Effect of Magnetic Field on Partial Discharge Dynamics in Insulation Systems of Transportation Power Devices

The globally observed trend toward electrically supplied devices is common in the transportation segment. Traditionally, the performance of electrical insulation has been assessed with respect to electric stresses and endurance. In all current-carrying devices, magnetic fields will also be superimposed on electric ones; therefore, the influence of a magnetic field's exposure on partial discharge (PD) dynamics is an actual research topic. This problem is important in the transportation segment as well, where low- and medium-voltage levels are mostly used for supply and energy conversion (which are associated with high load currents).
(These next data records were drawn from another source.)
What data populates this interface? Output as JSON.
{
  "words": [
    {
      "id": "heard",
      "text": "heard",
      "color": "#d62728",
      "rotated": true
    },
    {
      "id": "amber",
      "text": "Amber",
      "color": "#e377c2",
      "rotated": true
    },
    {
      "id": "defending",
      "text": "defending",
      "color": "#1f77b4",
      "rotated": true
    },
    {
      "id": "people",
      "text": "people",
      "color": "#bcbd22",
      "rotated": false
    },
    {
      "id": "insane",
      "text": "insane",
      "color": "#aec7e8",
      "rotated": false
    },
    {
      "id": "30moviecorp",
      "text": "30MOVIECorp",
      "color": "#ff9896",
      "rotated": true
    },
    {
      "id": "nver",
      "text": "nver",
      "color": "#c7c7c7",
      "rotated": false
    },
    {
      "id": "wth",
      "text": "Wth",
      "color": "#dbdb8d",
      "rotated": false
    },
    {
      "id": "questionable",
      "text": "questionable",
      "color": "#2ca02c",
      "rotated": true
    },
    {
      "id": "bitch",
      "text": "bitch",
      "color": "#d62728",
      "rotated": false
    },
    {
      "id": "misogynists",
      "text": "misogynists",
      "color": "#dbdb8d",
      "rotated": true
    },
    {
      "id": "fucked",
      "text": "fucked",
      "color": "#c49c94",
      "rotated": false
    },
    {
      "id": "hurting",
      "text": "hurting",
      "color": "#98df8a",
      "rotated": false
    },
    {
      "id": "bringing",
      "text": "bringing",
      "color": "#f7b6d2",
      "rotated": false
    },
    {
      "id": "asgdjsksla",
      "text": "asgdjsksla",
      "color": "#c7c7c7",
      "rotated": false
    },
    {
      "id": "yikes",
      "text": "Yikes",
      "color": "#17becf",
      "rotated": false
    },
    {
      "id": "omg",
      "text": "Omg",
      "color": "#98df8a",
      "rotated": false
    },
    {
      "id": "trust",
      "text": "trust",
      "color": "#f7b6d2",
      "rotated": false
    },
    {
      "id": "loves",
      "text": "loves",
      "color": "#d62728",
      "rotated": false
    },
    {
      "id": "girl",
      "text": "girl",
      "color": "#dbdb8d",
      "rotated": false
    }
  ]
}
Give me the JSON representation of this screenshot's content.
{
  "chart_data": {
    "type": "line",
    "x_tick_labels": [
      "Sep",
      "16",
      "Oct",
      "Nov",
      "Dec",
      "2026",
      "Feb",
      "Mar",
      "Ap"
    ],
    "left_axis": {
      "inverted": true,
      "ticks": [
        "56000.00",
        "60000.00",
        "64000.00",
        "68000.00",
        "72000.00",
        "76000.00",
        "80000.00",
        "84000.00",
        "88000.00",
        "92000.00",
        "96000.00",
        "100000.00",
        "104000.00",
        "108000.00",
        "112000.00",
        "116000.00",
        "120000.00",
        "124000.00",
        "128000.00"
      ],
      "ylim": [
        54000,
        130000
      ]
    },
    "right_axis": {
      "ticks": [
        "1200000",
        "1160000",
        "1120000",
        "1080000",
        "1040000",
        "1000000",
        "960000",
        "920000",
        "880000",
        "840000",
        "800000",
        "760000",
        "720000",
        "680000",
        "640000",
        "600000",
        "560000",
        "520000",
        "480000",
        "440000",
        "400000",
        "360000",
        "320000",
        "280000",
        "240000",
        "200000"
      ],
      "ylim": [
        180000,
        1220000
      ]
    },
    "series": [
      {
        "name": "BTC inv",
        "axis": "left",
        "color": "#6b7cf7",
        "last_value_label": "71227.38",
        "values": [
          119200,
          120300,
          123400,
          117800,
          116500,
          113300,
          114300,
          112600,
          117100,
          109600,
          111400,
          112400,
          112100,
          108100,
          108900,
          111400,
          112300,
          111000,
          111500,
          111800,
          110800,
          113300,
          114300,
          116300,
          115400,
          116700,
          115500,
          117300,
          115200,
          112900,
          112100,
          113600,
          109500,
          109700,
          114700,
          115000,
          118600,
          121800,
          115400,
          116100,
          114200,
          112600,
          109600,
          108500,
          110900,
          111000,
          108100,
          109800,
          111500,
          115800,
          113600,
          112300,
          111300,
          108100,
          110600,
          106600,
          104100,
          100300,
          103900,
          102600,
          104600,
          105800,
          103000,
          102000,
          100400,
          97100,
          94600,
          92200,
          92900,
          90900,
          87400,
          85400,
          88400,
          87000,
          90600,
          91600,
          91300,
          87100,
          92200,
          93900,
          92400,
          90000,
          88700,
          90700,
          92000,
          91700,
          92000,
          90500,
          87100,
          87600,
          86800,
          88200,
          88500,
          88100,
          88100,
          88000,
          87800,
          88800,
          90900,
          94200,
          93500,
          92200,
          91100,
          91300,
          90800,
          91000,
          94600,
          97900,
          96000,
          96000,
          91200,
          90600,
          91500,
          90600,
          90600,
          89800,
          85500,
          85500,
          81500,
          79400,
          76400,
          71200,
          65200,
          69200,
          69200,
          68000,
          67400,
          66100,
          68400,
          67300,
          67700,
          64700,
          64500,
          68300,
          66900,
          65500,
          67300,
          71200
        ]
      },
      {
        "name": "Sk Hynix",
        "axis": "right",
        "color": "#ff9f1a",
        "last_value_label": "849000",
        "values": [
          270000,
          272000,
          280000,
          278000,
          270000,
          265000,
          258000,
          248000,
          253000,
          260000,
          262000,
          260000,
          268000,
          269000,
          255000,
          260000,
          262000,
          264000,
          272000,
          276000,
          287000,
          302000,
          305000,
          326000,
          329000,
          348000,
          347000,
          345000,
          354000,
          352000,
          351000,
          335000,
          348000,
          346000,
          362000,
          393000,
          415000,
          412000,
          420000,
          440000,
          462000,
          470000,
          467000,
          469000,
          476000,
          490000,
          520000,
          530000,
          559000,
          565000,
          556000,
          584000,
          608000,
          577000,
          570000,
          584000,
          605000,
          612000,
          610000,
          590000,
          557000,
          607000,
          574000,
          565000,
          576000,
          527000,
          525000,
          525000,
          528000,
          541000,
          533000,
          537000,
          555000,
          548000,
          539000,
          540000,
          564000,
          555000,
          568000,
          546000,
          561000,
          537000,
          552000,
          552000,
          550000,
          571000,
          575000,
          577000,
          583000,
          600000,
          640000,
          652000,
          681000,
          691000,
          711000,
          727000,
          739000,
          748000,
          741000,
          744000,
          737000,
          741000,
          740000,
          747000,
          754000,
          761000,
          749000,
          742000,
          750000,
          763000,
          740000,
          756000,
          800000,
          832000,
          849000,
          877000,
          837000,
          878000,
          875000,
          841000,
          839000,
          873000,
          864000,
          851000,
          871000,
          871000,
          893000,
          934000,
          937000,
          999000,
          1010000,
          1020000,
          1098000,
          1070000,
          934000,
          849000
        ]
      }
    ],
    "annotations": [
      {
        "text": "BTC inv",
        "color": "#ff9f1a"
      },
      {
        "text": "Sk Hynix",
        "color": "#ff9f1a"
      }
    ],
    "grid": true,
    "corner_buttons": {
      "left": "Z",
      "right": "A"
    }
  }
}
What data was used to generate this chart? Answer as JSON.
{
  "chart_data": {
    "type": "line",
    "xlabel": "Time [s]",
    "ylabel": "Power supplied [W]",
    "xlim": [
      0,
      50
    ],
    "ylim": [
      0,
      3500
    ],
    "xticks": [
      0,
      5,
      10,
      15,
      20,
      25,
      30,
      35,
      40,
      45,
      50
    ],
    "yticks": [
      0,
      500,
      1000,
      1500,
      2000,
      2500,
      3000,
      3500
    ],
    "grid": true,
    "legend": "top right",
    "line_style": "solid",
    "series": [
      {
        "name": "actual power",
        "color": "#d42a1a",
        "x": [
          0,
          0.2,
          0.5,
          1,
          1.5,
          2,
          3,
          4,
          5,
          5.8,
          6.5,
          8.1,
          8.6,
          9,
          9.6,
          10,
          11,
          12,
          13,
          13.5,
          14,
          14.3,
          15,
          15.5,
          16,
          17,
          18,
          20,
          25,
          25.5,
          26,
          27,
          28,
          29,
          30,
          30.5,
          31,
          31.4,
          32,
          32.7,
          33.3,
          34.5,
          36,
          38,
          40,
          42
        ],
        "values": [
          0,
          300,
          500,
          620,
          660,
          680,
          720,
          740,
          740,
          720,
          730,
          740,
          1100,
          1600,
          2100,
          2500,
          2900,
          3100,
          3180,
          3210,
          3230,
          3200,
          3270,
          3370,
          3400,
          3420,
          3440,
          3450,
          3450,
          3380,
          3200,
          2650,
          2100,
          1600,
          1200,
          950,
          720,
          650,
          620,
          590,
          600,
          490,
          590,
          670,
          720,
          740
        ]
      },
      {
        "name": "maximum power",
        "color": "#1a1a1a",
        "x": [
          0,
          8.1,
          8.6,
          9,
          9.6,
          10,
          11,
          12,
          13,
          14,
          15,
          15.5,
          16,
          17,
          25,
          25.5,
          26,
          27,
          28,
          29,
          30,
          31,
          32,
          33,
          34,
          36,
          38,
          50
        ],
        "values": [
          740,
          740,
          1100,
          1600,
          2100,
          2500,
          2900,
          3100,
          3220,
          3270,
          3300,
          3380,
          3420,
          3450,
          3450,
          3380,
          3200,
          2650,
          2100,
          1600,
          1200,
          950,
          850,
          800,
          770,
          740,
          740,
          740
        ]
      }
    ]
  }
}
This article is focused on the influence of magnetic fields on the dynamics of PDs in the voids of insulation systems of transportation power devices and refers to both ac and dc cases. A rather weak magnetic field (80 mT) was established in order to detect and analyze early stages of PD behavior. The measurements of PDs that were carried out in a dedicated setup revealed their impact on PD intensity, which have been visualized in time-sequence diagrams and PD images. This detected effect is attributed to both the elongation of the charged particle trajectory and the enhancement of the electron energy due to acceleration. It has been shown that the impact of a magnetic field can be observed within a supply voltage frequency range of 20-400 Hz (which is typical for the transportation segment). The PD intensity was amplified in the above range at a magnetic field induction of 80 mT (even up to 50%). The effect of a magnetic field can be recognized as an additional modulation factor that influences the dynamics of PDs.

Automated summary

This article investigates the influence of magnetic fields on the dynamics of partial discharges (PD) in the insulation systems of transportation power devices. The study shows that a weak magnetic field can amplify PD intensity in a voltage frequency range of 20-400 Hz.